RSVP is a signaling protocol used primarily with the IntServ architecture to request and reserve network resources for specific QoS levels for a particular data flow.

Goals & Characteristics:
- Designed to support resource reservations for both unicast and multicast applications.
- Receiver-initiated: The receiver of a data flow typically initiates and maintains the resource reservation.
- Soft State: Reservations in routers are temporary and need to be periodically refreshed by RSVP messages. If refreshes stop, the reservation times out and is removed. This makes it robust to changes.
- Simplex: Reserves resources for a unidirectional data flow.
Data Flow & Operations:
- Path Messages: Sent by the sender downstream along the data path. They store "path state" in routers, including information about the path and resources available.
- Resv Messages: Sent by receivers upstream towards the sender, following the reverse path stored by Path messages. Resv messages make the actual resource reservations in the routers. Routers along the path can accept, reject, or modify the reservation request.
Protocol Mechanisms: Uses message types like PATH, RESV, PATHERR, RESVERR, RESVTEAR. Defines filter specs (to identify the data packets for which the reservation applies) and flow specs (to define the QoS desired).

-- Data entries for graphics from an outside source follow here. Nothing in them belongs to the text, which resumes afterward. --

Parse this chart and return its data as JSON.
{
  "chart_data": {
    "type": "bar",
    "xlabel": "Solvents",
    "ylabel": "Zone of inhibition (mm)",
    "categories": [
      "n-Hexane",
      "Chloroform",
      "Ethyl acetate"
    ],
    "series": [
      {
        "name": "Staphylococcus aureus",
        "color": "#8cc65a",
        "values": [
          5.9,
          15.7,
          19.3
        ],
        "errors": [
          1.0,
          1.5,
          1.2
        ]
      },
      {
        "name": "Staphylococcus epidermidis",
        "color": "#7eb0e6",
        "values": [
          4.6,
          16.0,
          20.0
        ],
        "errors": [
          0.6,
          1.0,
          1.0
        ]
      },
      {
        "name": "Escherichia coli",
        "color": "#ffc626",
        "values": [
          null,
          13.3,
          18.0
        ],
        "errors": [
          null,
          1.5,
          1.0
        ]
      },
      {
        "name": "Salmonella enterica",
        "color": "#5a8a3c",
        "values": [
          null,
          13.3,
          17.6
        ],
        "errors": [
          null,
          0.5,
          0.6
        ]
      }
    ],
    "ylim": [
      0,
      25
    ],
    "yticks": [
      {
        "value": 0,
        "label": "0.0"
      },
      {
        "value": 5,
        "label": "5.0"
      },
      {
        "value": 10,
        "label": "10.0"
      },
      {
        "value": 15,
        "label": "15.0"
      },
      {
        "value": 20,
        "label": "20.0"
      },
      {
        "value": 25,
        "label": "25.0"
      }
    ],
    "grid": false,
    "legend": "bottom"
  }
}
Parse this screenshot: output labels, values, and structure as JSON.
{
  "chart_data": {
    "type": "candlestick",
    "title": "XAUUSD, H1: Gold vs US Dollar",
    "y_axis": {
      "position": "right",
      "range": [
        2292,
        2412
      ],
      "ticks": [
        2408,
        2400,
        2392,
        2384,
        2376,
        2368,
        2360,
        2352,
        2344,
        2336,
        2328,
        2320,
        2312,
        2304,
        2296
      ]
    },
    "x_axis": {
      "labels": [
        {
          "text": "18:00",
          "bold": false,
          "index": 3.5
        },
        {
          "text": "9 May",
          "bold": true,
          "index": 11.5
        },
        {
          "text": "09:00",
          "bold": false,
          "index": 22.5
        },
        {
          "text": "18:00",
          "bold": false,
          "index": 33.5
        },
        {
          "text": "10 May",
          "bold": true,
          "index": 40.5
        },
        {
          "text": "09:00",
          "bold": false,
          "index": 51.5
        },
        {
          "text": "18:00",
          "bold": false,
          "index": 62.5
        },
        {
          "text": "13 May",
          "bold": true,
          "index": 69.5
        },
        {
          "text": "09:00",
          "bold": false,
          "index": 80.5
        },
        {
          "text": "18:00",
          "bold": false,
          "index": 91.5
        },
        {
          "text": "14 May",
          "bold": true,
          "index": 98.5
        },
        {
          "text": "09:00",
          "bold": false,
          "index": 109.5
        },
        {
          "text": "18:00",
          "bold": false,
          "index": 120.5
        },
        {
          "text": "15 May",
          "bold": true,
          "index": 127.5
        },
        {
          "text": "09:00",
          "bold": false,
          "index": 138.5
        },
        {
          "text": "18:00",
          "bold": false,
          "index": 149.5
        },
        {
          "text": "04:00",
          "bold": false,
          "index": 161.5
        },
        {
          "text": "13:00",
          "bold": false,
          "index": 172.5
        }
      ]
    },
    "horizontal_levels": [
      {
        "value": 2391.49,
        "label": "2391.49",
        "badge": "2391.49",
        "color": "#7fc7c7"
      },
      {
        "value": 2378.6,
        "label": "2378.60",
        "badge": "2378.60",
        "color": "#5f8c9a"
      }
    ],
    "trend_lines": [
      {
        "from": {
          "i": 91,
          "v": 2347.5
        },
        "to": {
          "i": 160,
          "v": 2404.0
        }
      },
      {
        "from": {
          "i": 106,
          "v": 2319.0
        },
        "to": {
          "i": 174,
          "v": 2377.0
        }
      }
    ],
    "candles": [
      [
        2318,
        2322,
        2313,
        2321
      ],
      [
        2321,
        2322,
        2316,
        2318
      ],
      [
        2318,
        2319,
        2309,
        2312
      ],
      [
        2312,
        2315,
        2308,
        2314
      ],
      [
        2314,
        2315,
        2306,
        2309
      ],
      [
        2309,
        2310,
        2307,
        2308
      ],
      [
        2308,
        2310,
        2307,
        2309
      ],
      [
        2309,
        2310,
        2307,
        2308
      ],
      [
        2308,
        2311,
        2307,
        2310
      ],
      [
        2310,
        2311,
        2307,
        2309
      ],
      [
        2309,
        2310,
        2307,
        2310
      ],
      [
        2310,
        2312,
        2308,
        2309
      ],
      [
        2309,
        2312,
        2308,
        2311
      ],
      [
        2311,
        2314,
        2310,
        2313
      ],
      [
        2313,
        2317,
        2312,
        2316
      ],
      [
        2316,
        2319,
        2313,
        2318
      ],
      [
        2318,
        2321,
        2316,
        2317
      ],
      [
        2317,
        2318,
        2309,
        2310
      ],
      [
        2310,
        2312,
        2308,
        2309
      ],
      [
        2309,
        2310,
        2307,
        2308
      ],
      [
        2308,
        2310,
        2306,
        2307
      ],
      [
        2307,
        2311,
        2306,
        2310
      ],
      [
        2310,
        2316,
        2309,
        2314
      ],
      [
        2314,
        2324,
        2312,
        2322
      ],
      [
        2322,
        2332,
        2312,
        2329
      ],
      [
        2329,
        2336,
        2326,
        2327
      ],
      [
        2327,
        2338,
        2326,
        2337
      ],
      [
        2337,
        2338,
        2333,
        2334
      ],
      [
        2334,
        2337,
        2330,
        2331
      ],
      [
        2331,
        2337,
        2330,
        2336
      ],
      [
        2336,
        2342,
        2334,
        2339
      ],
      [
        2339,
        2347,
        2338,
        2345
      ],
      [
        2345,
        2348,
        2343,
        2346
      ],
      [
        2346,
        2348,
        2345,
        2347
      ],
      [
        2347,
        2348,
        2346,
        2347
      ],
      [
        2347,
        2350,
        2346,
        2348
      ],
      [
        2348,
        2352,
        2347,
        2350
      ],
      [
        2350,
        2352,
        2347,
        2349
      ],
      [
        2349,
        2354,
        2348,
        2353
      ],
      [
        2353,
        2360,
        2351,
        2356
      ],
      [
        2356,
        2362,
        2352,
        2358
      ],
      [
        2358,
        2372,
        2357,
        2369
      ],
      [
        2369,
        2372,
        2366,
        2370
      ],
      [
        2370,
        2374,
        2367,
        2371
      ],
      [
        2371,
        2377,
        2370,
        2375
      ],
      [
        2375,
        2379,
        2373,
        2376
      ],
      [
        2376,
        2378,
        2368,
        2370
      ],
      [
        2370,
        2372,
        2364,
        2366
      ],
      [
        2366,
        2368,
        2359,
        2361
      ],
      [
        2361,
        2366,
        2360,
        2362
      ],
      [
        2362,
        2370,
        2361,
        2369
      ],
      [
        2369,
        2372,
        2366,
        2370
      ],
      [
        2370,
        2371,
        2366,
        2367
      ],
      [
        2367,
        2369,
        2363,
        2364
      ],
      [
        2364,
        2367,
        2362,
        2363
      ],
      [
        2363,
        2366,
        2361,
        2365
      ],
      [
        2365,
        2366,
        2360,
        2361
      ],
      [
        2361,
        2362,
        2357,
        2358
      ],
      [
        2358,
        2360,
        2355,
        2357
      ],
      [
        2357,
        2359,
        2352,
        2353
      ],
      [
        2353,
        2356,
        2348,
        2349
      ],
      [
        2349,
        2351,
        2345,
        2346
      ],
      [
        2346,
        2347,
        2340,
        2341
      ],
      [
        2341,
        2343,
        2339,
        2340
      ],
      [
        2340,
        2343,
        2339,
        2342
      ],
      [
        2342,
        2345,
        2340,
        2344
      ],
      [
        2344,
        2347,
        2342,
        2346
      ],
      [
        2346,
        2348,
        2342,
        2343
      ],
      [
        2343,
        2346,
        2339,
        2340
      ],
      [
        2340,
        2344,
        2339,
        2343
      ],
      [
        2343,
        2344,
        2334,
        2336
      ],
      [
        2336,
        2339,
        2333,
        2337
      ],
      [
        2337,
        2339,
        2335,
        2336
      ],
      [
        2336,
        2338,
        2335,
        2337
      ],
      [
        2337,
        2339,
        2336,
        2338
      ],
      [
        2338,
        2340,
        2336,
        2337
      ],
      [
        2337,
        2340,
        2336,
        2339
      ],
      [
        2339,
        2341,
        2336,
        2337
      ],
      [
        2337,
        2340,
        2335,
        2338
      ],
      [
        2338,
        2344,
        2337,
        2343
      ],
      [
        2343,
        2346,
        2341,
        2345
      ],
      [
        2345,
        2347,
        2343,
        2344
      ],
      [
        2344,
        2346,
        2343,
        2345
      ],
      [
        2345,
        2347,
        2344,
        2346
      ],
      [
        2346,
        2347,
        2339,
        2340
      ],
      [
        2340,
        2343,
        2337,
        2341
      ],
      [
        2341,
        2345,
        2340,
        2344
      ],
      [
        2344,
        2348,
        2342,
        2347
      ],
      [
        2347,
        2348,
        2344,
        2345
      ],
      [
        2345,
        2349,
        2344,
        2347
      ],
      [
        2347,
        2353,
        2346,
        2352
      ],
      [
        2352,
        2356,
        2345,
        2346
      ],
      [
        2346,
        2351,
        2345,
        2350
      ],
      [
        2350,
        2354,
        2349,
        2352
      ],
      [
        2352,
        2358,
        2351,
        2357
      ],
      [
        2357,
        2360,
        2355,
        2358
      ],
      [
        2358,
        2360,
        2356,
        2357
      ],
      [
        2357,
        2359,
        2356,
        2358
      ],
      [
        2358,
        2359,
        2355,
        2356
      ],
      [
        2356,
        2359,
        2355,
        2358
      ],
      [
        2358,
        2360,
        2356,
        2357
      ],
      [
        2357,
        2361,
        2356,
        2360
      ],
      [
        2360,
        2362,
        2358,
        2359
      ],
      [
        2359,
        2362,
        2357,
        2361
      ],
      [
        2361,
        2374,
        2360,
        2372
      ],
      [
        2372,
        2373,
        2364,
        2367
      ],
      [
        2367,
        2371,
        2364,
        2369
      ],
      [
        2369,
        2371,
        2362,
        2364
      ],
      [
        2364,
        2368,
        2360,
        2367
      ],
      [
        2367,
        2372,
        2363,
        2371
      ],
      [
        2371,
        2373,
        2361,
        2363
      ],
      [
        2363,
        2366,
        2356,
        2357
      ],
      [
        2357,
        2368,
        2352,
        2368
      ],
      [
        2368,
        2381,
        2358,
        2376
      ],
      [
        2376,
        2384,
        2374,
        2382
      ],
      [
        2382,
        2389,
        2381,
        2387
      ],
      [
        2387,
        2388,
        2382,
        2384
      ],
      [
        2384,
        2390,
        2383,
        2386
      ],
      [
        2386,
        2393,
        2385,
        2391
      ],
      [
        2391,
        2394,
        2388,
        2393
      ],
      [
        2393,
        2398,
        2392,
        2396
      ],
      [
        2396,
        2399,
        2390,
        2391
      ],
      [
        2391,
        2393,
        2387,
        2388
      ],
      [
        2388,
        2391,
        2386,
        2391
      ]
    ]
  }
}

Evolving High-Speed Networking: MPLS

Multiprotocol Label Switching (MPLS) is a routing technique in telecommunications networks that directs data from one node to the next based on short path labels rather than long network addresses, avoiding complex lookups in a routing table at core routers.

Operations:
- Labels: Short, fixed-length labels are assigned to packets.
- Label Swapping: MPLS-capable routers (Label Switch Routers - LSRs) make forwarding decisions based solely on these labels. When a packet arrives, the LSR looks up the incoming label, swaps it with an outgoing label, and forwards the packet to the next hop.
- Label Switched Paths (LSPs): The path a labeled packet follows through an MPLS network is called an LSP. LSPs are established by a signaling protocol (like LDP or RSVP-TE) or by configuration.
- Forwarding Equivalence Class (FEC): A group of IP packets that are forwarded in the same manner (e.g., over the same LSP, with the same QoS treatment). Packets are assigned to an FEC at the ingress LSR.
Label Stacking: MPLS allows for multiple labels to be "stacked" on a packet. This enables hierarchical LSPs and supports applications like MPLS VPNs (where one label might identify the VPN and another the specific route within the VPN).
Benefits:
- Traffic Engineering: Allows explicit routing of traffic flows to optimize network resource utilization and meet specific performance requirements.
- VPNs: Simplifies the creation and management of Layer 2 and Layer 3 VPNs.
- QoS: Can be used to provide differentiated QoS by mapping different traffic classes to different LSPs with specific service characteristics.
- Protocol Independence: Can carry various types of traffic (IP, Ethernet, ATM).

Key Takeaways

The quest for speed and reliability in networks has led to a remarkable evolution of technologies and techniques:

Legacy WAN technologies like Frame Relay and ATM introduced concepts of virtual circuits, cell relay, and sophisticated traffic management with service categories (CBR, VBR, ABR).
High-Speed LANs, dominated by Fast Ethernet and Gigabit Ethernet (and beyond), provide the backbone for local communication, while Fibre Channel excels in storage area networks.
Understanding queuing effects and managing congestion are paramount. Techniques range from TCP's own congestion control (with enhancements like Karn's Algorithm) to network-assisted mechanisms in Frame Relay and ATM (ABR with RM cells).
Quality of Service (QoS) architectures like IntServ (with RSVP for signaling and queuing disciplines like WFQ and RED for packet handling) and the more scalable DiffServ aim to provide predictable network performance for diverse applications.
Multiprotocol Label Switching (MPLS) offers a powerful way to engineer traffic flows, create VPNs, and support QoS by using label-based forwarding.

These diverse elements work together, or have influenced successor technologies, to create the high-performance, feature-rich networks we rely on today.